Quindi ognor più nel buio il ver s’immacchia;
E vien, ch’etade ognor più tarda scopra
Qual fosse il Cigno, e qual la ria Cornacchia.


SONETTO XVIII.

20 novembre 1792 in Firenze.

Di Libertà maestri i Galli? Insegni1
Pria servaggio il Britanno, insegni pria
Umiltade l’Ispano, o codardia
L’Elvezio, o il Trace a porre in fiore i regni.
Sian dell’irto Lappon gli accenti pregni
Di Apollinea soave melodia;
Taide anzi norma alle donzelle dia
Di verginali atti pudichi, e degni.
Di Libertà maestri i Galli? E a cui?
A noi fervide ardite Itale menti,
D’ogni alta cosa insegnatori altrui? —
Schiavi or siam, sì; ma schiavi almen frementi;
Non quali, o Galli, e il foste, e il siete vui;
Schiavi, al poter qual ch’ei pur sia, plaudenti.

SONETTO XIX.

14 decembre 1792.

Figli di vuoto erario i nuovi Galli,
Liberi no, ma in altra foggia schiavi,
Minaccian, vili, le Papali chiavi,
Legni, e penne allestendo, armi e cavalli.

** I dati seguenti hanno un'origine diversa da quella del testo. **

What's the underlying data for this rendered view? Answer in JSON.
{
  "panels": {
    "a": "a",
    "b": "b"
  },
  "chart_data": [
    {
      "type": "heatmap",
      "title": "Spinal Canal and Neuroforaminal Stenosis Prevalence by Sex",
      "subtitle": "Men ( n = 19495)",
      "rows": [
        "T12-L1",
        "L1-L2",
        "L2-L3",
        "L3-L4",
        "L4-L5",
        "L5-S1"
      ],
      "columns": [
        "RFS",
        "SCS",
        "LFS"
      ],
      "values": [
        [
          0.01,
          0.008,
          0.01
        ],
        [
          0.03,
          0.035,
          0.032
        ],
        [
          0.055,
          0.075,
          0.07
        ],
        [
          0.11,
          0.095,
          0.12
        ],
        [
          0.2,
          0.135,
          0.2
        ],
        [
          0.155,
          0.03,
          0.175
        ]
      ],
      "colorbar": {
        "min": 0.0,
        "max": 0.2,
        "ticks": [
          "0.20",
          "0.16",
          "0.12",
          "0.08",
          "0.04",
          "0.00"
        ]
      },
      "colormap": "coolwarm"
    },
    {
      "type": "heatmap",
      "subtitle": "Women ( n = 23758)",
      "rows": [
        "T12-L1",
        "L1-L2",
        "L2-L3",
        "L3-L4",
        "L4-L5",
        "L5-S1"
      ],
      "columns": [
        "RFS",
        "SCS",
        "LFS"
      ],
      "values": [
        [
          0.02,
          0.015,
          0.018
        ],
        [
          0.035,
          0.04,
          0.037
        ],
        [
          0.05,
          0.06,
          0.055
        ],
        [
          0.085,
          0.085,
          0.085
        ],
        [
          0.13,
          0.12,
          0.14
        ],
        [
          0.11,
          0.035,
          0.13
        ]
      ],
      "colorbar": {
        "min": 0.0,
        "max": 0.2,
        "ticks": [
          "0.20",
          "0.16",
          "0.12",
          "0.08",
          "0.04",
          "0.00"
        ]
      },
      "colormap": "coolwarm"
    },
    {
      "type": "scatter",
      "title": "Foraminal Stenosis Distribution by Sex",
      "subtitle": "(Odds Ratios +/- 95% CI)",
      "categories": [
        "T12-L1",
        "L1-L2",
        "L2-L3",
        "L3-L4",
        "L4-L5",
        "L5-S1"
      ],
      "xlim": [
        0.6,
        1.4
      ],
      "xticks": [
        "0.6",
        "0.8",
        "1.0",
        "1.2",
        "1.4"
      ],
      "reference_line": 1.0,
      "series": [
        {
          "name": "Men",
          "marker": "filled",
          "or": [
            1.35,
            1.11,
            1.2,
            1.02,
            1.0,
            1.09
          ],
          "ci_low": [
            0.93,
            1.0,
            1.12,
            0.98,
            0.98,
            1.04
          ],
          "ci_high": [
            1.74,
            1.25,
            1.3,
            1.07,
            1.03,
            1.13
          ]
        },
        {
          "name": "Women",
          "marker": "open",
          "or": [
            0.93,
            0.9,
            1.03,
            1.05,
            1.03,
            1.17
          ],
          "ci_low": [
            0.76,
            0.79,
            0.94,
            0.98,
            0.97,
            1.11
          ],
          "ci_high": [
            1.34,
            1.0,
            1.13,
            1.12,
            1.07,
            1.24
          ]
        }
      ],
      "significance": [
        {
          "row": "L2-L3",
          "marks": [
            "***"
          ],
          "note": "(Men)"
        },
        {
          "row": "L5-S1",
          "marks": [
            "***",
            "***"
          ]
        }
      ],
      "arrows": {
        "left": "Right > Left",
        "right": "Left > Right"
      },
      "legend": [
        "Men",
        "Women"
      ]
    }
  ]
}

  1. È uso comunissimo tra i Francesi di volere insegnare all’altre Nazioni quelle cose appunto che essi non hanno nè imparate, nè praticate; ma tosto che cominciano a balbettarne i nomi, tenendole per sapute, entrano in cattedra ad insegnarle. Così, venti anni addietro, insegnavano a tutta l’Europa l’Economia politica, nella quale poi gli abbiamo veduti sì esperti, dai fatti.